Fig. 3Spatial immune cell network.
A Visualization of the Euclidean distance computed for each cell pair. B Visualization of the quantitative lymphocyte cellular (upper) and phenotypic (lower) network. Arrows in the cellular network represents individual computed comparisons, and in the phenotypic network the immunophenotypes compared between (non-)interacting immune cells. C Spearman correlation of interacting immune cell pairs between IT and PT regions. D Panel of comparisons of the cellular interaction frequency by intratumoral (IT), peritumoral (PT), and healthy (H) tissues. E Comparison of immunophenotypes by immune contexture (H, IT, PT) and interactive immune cell pair. Immunophenotypes are reported for the first immune cell by order. The fold-change (FC) has been calculated as the 10-fold logarithmic immunophenotype expression difference between interacting and non-interacting cells. For instance, “PT T-NK” represents immunophenotypes calculated for T cells interacting with NK cells in peritumoral renal tissue, and the red circle visualizes higher proportion of TIM3 expression in interacting vs. non-interacting T cells. F Digital staining for visualizing the location of TIM3+ T cells in PT and healthy renal tissue. IT tissues have been omitted for clarification. G Comparison of immunophenotypes by immune topography and interactive immune cell pair. The FC represents the 10-fold logarithmic immunophenotype expression difference between interacting and non-interacting cells. Immunophenotypes are reported for the first immune cell by order. H Digital staining for visualizing the location of CD45RO+ T cells and NK cells in immune hot and excluded renal tissues. I Spearman correlation matrix of intratumoral (IT) and peritumoral (PT) T-cell subsets. J Spearman correlation matrix between the proportion (rows) of IT and PT cytotoxic (Tc) and helper T cells (Th) and proportions of cell interactions (columns). The color scaling represents the correlation coefficient (red positive, blue negative). p-values have been adjusted with Benjamin & Hochberg correction. Only significant correlations (adjusted p-value < 0.05) are color-labeled. Significance: ***p < 0.001, **p < 0.01, *p < 0.05.

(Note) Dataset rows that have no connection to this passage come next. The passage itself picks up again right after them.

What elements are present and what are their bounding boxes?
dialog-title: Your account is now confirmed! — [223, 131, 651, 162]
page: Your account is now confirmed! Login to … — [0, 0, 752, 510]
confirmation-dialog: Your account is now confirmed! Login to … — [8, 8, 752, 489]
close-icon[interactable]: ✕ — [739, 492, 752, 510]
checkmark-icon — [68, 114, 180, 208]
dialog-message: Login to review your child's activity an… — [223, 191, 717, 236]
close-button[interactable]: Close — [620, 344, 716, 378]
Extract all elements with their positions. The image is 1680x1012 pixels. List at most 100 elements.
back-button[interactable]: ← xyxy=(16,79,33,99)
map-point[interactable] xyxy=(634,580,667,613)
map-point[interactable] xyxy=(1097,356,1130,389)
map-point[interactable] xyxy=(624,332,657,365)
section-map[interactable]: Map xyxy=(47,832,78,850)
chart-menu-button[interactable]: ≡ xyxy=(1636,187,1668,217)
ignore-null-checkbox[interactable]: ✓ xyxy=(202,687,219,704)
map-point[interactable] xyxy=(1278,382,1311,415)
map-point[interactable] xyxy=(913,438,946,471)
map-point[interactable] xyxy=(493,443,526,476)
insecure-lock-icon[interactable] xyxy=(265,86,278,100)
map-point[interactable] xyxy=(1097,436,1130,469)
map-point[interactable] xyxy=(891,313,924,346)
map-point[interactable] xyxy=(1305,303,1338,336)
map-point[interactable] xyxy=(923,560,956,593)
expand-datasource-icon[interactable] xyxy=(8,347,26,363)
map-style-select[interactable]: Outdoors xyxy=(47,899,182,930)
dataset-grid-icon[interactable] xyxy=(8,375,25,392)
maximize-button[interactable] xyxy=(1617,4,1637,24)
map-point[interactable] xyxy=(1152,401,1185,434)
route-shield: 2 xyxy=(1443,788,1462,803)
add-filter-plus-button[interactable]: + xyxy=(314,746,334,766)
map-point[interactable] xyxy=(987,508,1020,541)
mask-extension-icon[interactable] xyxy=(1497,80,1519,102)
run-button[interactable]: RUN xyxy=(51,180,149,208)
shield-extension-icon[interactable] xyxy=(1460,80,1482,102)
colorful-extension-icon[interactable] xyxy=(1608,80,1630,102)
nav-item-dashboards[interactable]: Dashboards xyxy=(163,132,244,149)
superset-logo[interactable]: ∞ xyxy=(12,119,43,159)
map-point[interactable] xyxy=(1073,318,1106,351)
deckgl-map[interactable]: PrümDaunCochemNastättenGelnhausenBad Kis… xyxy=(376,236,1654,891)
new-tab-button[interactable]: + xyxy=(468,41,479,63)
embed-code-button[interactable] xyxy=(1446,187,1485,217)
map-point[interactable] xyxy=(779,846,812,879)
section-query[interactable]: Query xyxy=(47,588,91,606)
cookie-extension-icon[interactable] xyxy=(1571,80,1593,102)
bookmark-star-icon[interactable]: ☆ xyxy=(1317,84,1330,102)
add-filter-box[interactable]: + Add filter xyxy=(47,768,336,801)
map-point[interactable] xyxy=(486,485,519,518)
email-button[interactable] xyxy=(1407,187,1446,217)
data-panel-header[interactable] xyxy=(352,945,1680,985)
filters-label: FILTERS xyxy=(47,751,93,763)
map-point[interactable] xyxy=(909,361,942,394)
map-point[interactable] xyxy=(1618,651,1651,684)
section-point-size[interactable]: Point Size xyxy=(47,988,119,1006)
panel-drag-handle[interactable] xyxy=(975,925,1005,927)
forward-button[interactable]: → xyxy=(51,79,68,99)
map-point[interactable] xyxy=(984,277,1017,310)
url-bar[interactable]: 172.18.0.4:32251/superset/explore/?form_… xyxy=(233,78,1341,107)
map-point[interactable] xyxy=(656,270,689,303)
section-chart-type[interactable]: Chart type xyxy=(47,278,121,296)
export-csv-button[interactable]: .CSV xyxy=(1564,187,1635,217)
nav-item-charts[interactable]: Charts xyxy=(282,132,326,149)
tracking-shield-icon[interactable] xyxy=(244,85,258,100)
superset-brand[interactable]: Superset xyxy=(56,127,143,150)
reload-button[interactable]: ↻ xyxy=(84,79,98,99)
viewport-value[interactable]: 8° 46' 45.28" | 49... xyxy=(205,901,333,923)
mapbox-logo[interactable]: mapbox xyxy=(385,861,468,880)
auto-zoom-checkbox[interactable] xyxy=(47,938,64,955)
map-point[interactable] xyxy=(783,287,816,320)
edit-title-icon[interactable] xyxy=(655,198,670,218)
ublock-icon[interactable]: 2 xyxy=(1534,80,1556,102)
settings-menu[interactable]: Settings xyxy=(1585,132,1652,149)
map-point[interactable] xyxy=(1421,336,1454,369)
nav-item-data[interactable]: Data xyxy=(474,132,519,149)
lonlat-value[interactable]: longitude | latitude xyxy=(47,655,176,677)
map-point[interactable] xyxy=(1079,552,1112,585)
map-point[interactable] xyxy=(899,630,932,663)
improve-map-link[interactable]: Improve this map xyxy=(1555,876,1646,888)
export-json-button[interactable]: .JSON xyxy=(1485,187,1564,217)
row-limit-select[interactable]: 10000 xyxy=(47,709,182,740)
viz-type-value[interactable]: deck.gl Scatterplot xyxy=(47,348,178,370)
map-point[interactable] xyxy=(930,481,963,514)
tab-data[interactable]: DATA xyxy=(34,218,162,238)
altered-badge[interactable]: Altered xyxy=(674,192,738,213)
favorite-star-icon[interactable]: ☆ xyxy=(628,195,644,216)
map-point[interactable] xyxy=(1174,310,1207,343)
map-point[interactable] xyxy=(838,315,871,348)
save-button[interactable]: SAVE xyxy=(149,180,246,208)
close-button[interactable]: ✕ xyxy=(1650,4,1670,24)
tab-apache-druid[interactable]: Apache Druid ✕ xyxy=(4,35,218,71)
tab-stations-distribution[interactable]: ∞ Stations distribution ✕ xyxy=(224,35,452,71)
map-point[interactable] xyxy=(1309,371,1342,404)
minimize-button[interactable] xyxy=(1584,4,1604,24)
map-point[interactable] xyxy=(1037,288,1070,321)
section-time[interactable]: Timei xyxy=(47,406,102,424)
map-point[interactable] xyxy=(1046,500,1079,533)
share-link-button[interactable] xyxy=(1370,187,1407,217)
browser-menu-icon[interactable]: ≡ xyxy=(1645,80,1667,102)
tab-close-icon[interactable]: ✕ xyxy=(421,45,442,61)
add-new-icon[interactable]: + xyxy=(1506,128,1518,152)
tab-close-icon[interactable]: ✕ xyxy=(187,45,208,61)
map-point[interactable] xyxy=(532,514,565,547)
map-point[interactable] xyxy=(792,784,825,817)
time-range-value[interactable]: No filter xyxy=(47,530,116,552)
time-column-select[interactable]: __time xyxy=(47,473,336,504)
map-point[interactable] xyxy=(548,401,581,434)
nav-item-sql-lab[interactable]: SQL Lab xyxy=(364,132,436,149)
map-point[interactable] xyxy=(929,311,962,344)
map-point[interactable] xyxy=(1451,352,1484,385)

Fig. 4Association of immune cells and clinical variables.
A Association of clinical factors with IT and PT immunophenotypes (upper) and immunophenotypes based on interaction status (lower). Clinical factors have been categorized into two classes based on median. The color scale represents the log10 fold-change between each subgroup such as high vs. low patient age. Only immunophenotypes significant in any correlation (p < 0.05) are shown. B IT and PT immunophenotypes, immune cell interaction, and spatial immunophenotypes have been analyzed with Cox regression analysis (log-rank test) for overall survival. C Kaplan–Meier visualization of overall survival by IT and PT CD45RO+ cytotoxic T cells.